MIT researchers train robot to play Jenga using vision and touch
The demonstration showed how a robot can use the combined information from a force-sensitive cuff and an external camera to play a game of Jenga
Jenga, the popular block stacking game that has been the source of much amusement and plenty of frustration across the world, now has a new player. In a basement on the MIT campus, a team of scientists have taught a robot to play Jenga.

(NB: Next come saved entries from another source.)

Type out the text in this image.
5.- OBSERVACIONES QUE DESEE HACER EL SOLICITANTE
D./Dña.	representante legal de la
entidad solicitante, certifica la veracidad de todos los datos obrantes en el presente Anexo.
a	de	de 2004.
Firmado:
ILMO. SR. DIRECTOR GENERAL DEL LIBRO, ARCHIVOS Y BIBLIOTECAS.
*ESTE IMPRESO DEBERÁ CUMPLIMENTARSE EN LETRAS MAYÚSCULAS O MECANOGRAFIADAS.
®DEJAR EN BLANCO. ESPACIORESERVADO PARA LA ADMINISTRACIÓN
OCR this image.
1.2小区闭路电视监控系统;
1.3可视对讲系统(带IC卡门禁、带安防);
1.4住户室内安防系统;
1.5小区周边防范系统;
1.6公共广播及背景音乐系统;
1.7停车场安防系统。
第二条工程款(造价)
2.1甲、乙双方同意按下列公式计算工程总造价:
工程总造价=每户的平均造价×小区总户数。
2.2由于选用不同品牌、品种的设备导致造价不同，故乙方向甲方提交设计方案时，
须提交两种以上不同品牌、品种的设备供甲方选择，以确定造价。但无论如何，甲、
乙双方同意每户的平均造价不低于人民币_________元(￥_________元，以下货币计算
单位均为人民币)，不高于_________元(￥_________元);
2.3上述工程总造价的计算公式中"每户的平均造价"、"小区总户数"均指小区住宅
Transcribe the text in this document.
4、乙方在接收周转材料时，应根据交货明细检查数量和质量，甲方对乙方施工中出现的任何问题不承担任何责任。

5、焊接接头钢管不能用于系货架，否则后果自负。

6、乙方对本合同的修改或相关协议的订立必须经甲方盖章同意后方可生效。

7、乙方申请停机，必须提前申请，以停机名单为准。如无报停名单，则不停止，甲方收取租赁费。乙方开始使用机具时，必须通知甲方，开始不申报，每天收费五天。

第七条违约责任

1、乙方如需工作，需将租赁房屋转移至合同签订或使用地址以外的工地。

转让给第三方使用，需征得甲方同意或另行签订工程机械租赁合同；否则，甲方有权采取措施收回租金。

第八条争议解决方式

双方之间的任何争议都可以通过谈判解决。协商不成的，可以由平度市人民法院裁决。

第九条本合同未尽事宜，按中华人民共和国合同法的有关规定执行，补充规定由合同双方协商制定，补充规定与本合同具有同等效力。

The feat was achieved by a team led by MIT graduate student Nima Fazeli. This achievement is a remarkable one for the field of robotics, as Jenga is a game that requires complex understanding of the forces of physics such as push, pull, spatial arrangement. What makes their achievement special is that they achieved their goal using vision and touch, rather than just vision. For a robot to know how to play a game of Jenga using vision alone, the model would have to be trained to be trained for every single scenario that would transpire between the robot, the tower and the block(s). This would require far too many games, which was not feasible. The robotic arm is equipped is equipped with a gripped, a wrist cuff that senses the amount of force being exerted and a camera that allows the robot to “see.” The combination of pressure, force and vision allowed the system to learn all that it needs to about the game in far fewer training sessions.
Alberto Rodriguez, the Walter Henry Gale Career Development Assistant Professor in the Department of Mechanical Engineering at MIT, said that “Unlike in more purely cognitive tasks or games such as chess or Go, playing the game of Jenga also requires mastery of physical skills such as probing, pushing, pulling, placing, and aligning pieces. It requires interactive perception and manipulation, where you have to go and touch the tower to learn how and when to move blocks,” Rodriguez says. “This is very difficult to simulate, so the robot has to learn in the real world, by interacting with the real Jenga tower. The key challenge is to learn from a relatively small number of experiments by exploiting common sense about objects and physics.”
The team says that their technique goes beyond having robots play Jenga, and can instead be used on smartphone production lines for screwing and locking components into place. With the ability to sense resistance and force, the robots would be perfect for assembly line work.